本次博客主要记录作者从命名实体识别模型中得到关于Transformer模型中注意力的可视化图(热力图)。
实验环境为谷歌的colab云平台,需要的库matplotlib 3.3.2(因为colab默认版本的在添加中文字体时会出错,机缘巧合换了一个版本就成功了,也是试了一上午才找出来是库的版本bug,这样的错也是很无奈了)seaborn的heatmap用来画热力图。
本次记录前半部分主要是讲获取到注意力之后如何将图画出来,更为通用一点,后半部分讲作者如何从模型中使用笨方法求出注意力权值。
首先表明本次使用的多头自注意力机制的数据情况。自注意力的权值维度是[1,8,25,25],这个权值对应的是Transformer的encoder部分中softmax后的值。大概是下图的这些值,回头我把这个权值的文件分享出来。
自注意力的文本是我进行命名实体识别的文本,本次用的模型主要是将文本和词汇信息进行融合的命名实体识别,这样来提升实体识别的效果。
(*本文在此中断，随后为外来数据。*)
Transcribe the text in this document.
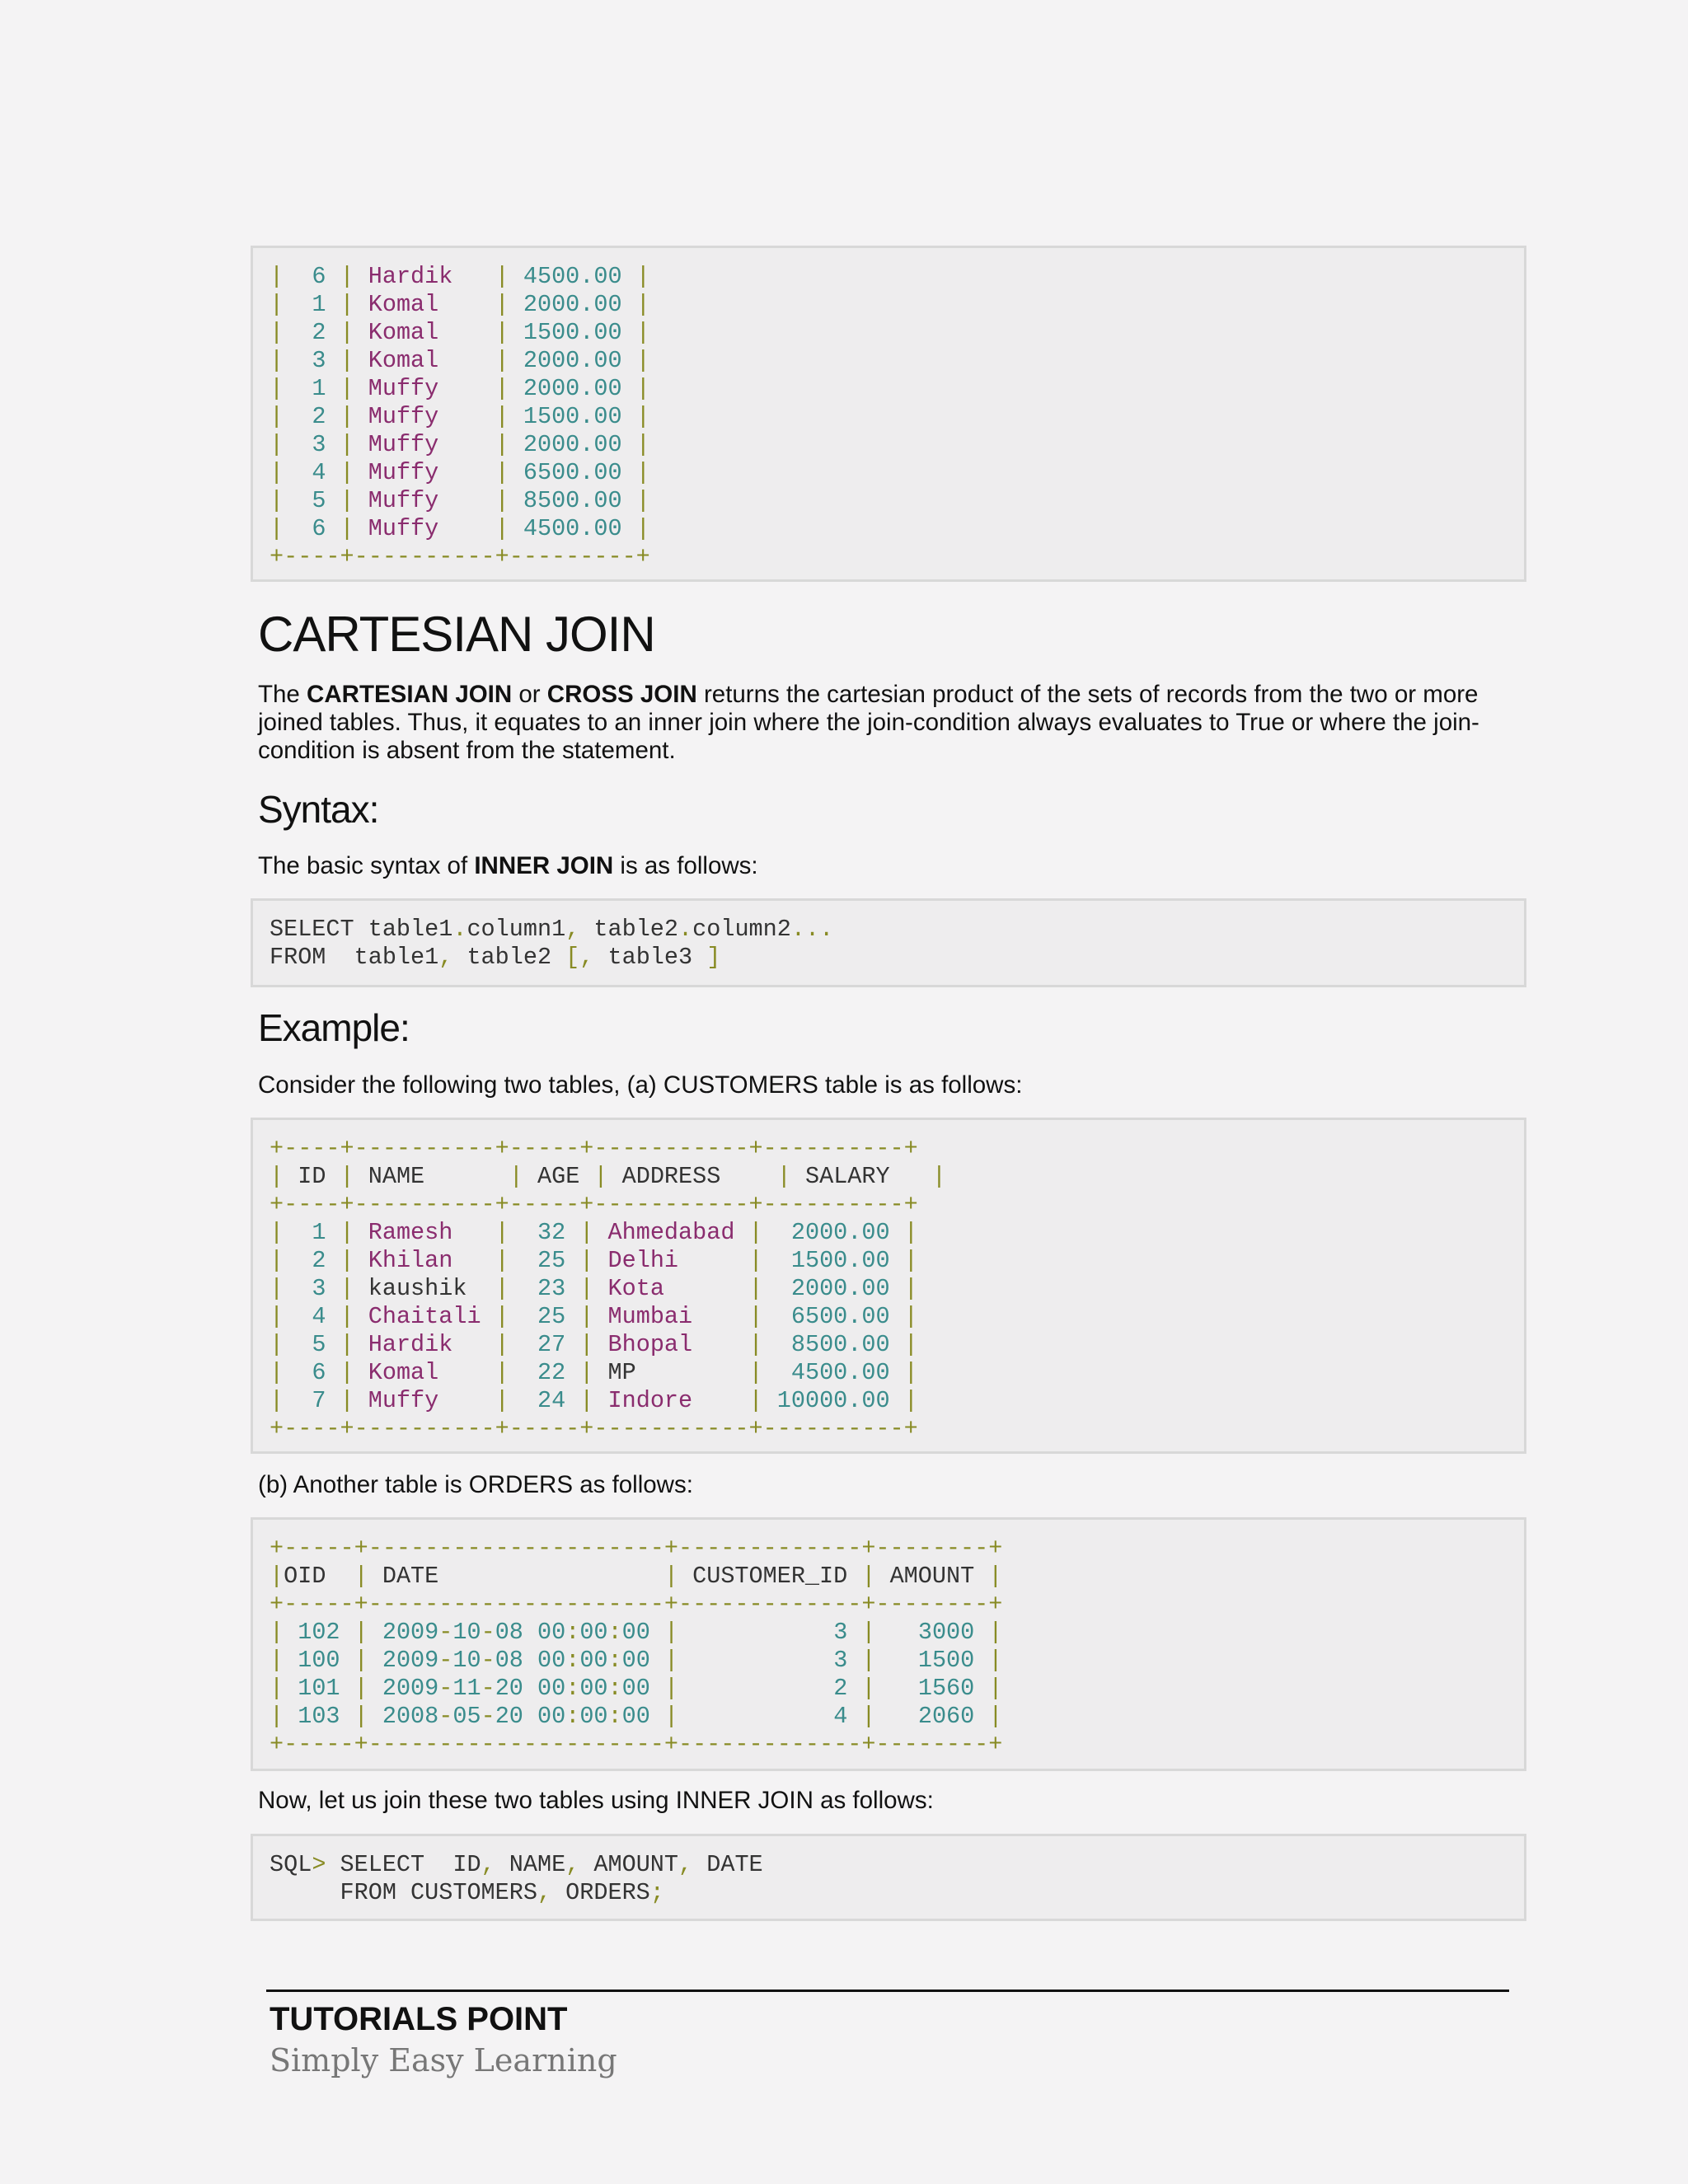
|  6 | Hardik   | 4500.00 |
|  1 | Komal    | 2000.00 |
|  2 | Komal    | 1500.00 |
|  3 | Komal    | 2000.00 |
|  1 | Muffy    | 2000.00 |
|  2 | Muffy    | 1500.00 |
|  3 | Muffy    | 2000.00 |
|  4 | Muffy    | 6500.00 |
|  5 | Muffy    | 8500.00 |
|  6 | Muffy    | 4500.00 |
+----+----------+---------+
CARTESIAN JOIN

The CARTESIAN JOIN or CROSS JOIN returns the cartesian product of the sets of records from the two or more joined tables. Thus, it equates to an inner join where the join-condition always evaluates to True or where the join-condition is absent from the statement.

Syntax:

The basic syntax of INNER JOIN is as follows:

SELECT table1.column1, table2.column2...
FROM  table1, table2 [, table3 ]
Example:

Consider the following two tables, (a) CUSTOMERS table is as follows:

+----+----------+-----+-----------+----------+
| ID | NAME      | AGE | ADDRESS    | SALARY   |
+----+----------+-----+-----------+----------+
|  1 | Ramesh   |  32 | Ahmedabad |  2000.00 |
|  2 | Khilan   |  25 | Delhi     |  1500.00 |
|  3 | kaushik  |  23 | Kota      |  2000.00 |
|  4 | Chaitali |  25 | Mumbai    |  6500.00 |
|  5 | Hardik   |  27 | Bhopal    |  8500.00 |
|  6 | Komal    |  22 | MP        |  4500.00 |
|  7 | Muffy    |  24 | Indore    | 10000.00 |
+----+----------+-----+-----------+----------+

(b) Another table is ORDERS as follows:

+-----+---------------------+-------------+--------+
|OID  | DATE                | CUSTOMER_ID | AMOUNT |
+-----+---------------------+-------------+--------+
| 102 | 2009-10-08 00:00:00 |           3 |   3000 |
| 100 | 2009-10-08 00:00:00 |           3 |   1500 |
| 101 | 2009-11-20 00:00:00 |           2 |   1560 |
| 103 | 2008-05-20 00:00:00 |           4 |   2060 |
+-----+---------------------+-------------+--------+

Now, let us join these two tables using INNER JOIN as follows:

SQL> SELECT  ID, NAME, AMOUNT, DATE
FROM CUSTOMERS, ORDERS;
TUTORIALS POINT
Simply Easy Learning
测试的句子就是下面这个句子,主要是探究词汇在命名实体识别的模型中起到的作用。
sent=['一', '节', '课', '的', '时', '间', '真', '心', '感', '动', '了', '李', '开', '复', '感', '动', '节课', '时间', '真心' , '心感', '感动', '李开', '李开复', '开复', '感动']
下面把numpy类型的数据读入,这个数据读入进来后需要使用类似字典的方式来调用。
import numpy as np
data = np.load('attn.npz')
data['arr_0'][0][0:1].shape #(1,25,25),意为每个头的注意力矩阵
下面是导入一些必要的库和下载中文字体,因为colab里没有中文字体,matplotlib中也不会默认使用中文字体,所以参照网上的一些方法导入中文字体。这堆代码里可能有些句子是无用的,因为尝试了很多种,不过大致的流程就是先下载一个simhei的ttf文件,然后利用mpl的函数来把字体导入,seaborn画图也是调用的mlp,后面就可以看到了。
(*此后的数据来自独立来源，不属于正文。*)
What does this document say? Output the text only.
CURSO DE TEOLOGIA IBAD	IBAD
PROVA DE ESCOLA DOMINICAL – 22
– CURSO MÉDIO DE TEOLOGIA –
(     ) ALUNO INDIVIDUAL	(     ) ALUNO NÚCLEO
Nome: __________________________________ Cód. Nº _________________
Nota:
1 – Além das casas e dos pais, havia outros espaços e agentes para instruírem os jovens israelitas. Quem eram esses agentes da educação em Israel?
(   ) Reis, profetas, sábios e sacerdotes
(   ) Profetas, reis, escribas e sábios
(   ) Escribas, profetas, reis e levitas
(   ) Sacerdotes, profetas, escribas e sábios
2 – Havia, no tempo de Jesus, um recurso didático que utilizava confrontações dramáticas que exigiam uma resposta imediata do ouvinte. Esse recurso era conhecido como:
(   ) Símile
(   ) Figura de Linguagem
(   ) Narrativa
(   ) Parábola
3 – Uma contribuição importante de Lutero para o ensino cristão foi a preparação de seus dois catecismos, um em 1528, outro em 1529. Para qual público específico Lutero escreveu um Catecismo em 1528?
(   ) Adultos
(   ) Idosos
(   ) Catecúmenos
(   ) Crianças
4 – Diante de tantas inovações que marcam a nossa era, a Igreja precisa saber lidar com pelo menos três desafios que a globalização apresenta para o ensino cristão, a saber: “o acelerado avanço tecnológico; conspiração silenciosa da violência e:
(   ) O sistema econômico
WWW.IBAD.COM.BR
!wget -O /usr/share/fonts/truetype/liberation/SimHei.ttf "https://www.wfonts.com/download/data/2014/06/01/simhei/chinese.simhei.ttf"
import matplotlib.pyplot as plt
import matplotlib as mpl
zhfont = mpl.font_manager.FontProperties(fname='/usr/share/fonts/truetype/liberation/SimHei.ttf',size=12) # 给zhfont添加中文黑体的属性
plt.rcParams['axes.unicode_minus'] = False # 用来正常显示负号
plt.rcParams['xtick.direction'] = 'in'
plt.rcParams['ytick.direction'] = 'in'
import seaborn
rc = {'font.sans-serif': 'SimHei',
'axes.unicode_minus': False}
seaborn.set(context='talk', style='ticks', rc=rc)
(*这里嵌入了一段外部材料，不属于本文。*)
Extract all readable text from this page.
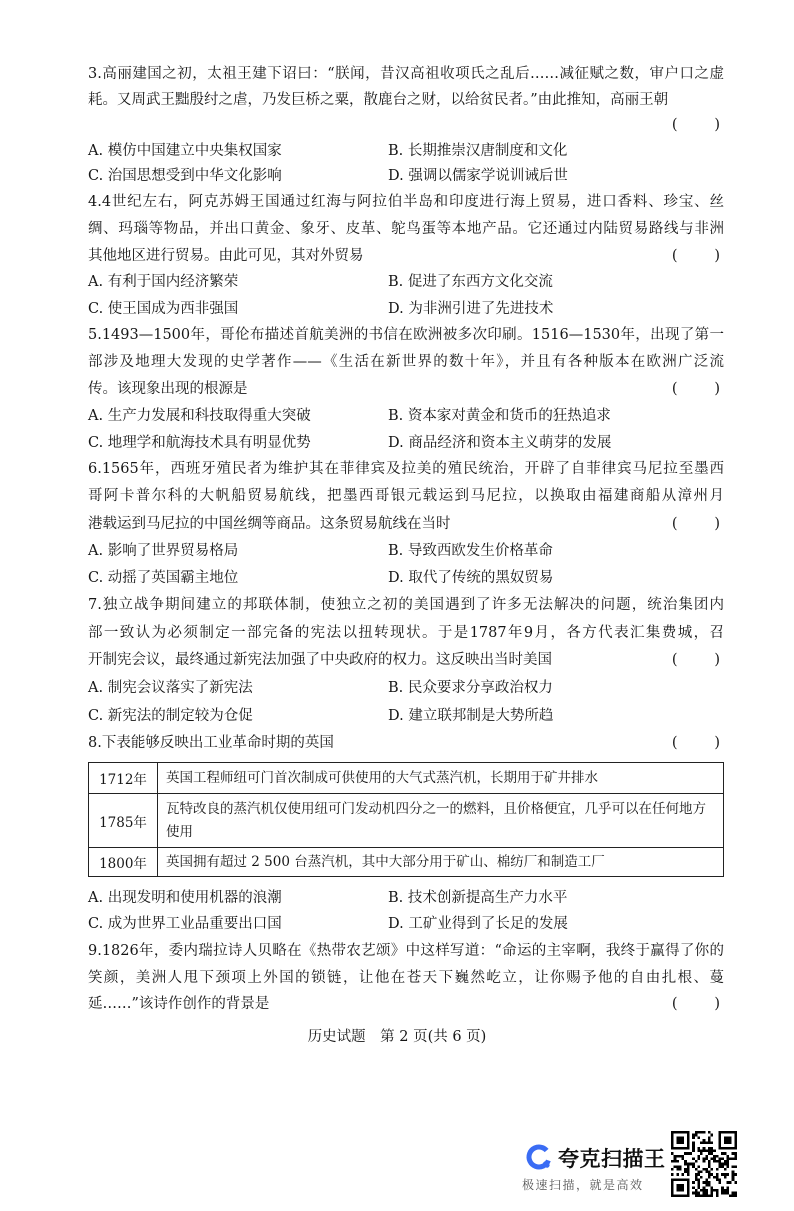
3.高丽建国之初，太祖王建下诏曰：“朕闻，昔汉高祖收项氏之乱后……减征赋之数，审户口之虚
耗。又周武王黜殷纣之虐，乃发巨桥之粟，散鹿台之财，以给贫民者。”由此推知，高丽王朝
(        )
A. 模仿中国建立中央集权国家	B. 长期推崇汉唐制度和文化
C. 治国思想受到中华文化影响	D. 强调以儒家学说训诫后世
4.4世纪左右，阿克苏姆王国通过红海与阿拉伯半岛和印度进行海上贸易，进口香料、珍宝、丝
绸、玛瑙等物品，并出口黄金、象牙、皮革、鸵鸟蛋等本地产品。它还通过内陆贸易路线与非洲
其他地区进行贸易。由此可见，其对外贸易	(        )
A. 有利于国内经济繁荣	B. 促进了东西方文化交流
C. 使王国成为西非强国	D. 为非洲引进了先进技术
5.1493—1500年，哥伦布描述首航美洲的书信在欧洲被多次印刷。1516—1530年，出现了第一
部涉及地理大发现的史学著作——《生活在新世界的数十年》，并且有各种版本在欧洲广泛流
传。该现象出现的根源是	(        )
A. 生产力发展和科技取得重大突破	B. 资本家对黄金和货币的狂热追求
C. 地理学和航海技术具有明显优势	D. 商品经济和资本主义萌芽的发展
6.1565年，西班牙殖民者为维护其在菲律宾及拉美的殖民统治，开辟了自菲律宾马尼拉至墨西
哥阿卡普尔科的大帆船贸易航线，把墨西哥银元载运到马尼拉，以换取由福建商船从漳州月
港载运到马尼拉的中国丝绸等商品。这条贸易航线在当时	(        )
A. 影响了世界贸易格局	B. 导致西欧发生价格革命
C. 动摇了英国霸主地位	D. 取代了传统的黑奴贸易
7.独立战争期间建立的邦联体制，使独立之初的美国遇到了许多无法解决的问题，统治集团内
部一致认为必须制定一部完备的宪法以扭转现状。于是1787年9月，各方代表汇集费城，召
开制宪会议，最终通过新宪法加强了中央政府的权力。这反映出当时美国	(        )
A. 制宪会议落实了新宪法	B. 民众要求分享政治权力
C. 新宪法的制定较为仓促	D. 建立联邦制是大势所趋
8.下表能够反映出工业革命时期的英国	(        )
1712年	英国工程师纽可门首次制成可供使用的大气式蒸汽机，长期用于矿井排水
1785年	瓦特改良的蒸汽机仅使用纽可门发动机四分之一的燃料，且价格便宜，几乎可以在任何地方使用
1800年	英国拥有超过 2 500 台蒸汽机，其中大部分用于矿山、棉纺厂和制造工厂
A. 出现发明和使用机器的浪潮	B. 技术创新提高生产力水平
C. 成为世界工业品重要出口国	D. 工矿业得到了长足的发展
9.1826年，委内瑞拉诗人贝略在《热带农艺颂》中这样写道：“命运的主宰啊，我终于赢得了你的
笑颜，美洲人甩下颈项上外国的锁链，让他在苍天下巍然屹立，让你赐予他的自由扎根、蔓
延……”该诗作创作的背景是	(        )
历史试题　第 2 页(共 6 页)
夸克扫描王
极速扫描，就是高效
seaborn.set(font='SimHei')
#seaborn.set_context(context="talk")
%matplotlib inline
接下来定义画图的函数和画图的代码段
def draw(data, x, y, ax):
seaborn.heatmap(data,
xticklabels=x, square=True, yticklabels=y, vmin=0.0, vmax=1.0,
cbar=False, ax=ax)
fig, axs = plt.subplots(1,4, figsize=(40, 20))#布置画板
plt.xticks(fontproperties=zhfont)
plt.yticks(fontproperties=zhfont)
for h in range(4):#每一个循环都是一个头的注意力
plt.xticks(fontproperties=zhfont)#这两句是指定画图中要把坐标轴定义为中文
plt.yticks(fontproperties=zhfont)
draw(data['arr_0'][0][h:h+1].squeeze(0),x=sent,y= sent if h ==0 else [], ax=axs[h])
plt.show()
至此就可以画出热力图了。
下面主要是获得注意力的思路,实验环境fastnlp0.5.0,pytorch1.2.0
首先将模型训练完成并保存。
离线测试时,将测试集的数据条目限制为一条。
利用fastnlp的tester方法来测试,修改tester的源代码,将需要import 的库都import了,这些版本都是colab里默认的即可。
class Tester(object):
"""
Tester是在提供数据,模型以及metric的情况下进行性能测试的类。需要传入模型,数据以及metric进行验证。
"""
def __init__(self, data, model, metrics, batch_size=16, num_workers=0, device=None, verbose=1, use_tqdm=True):
"""
:param ~fastNLP.DataSet data: 需要测试的数据集
:param torch.nn.module model: 使用的模型
:param ~fastNLP.core.metrics.MetricBase,List[~fastNLP.core.metrics.MetricBase] metrics: 测试时使用的metrics
:param int batch_size: evaluation时使用的batch_size有多大。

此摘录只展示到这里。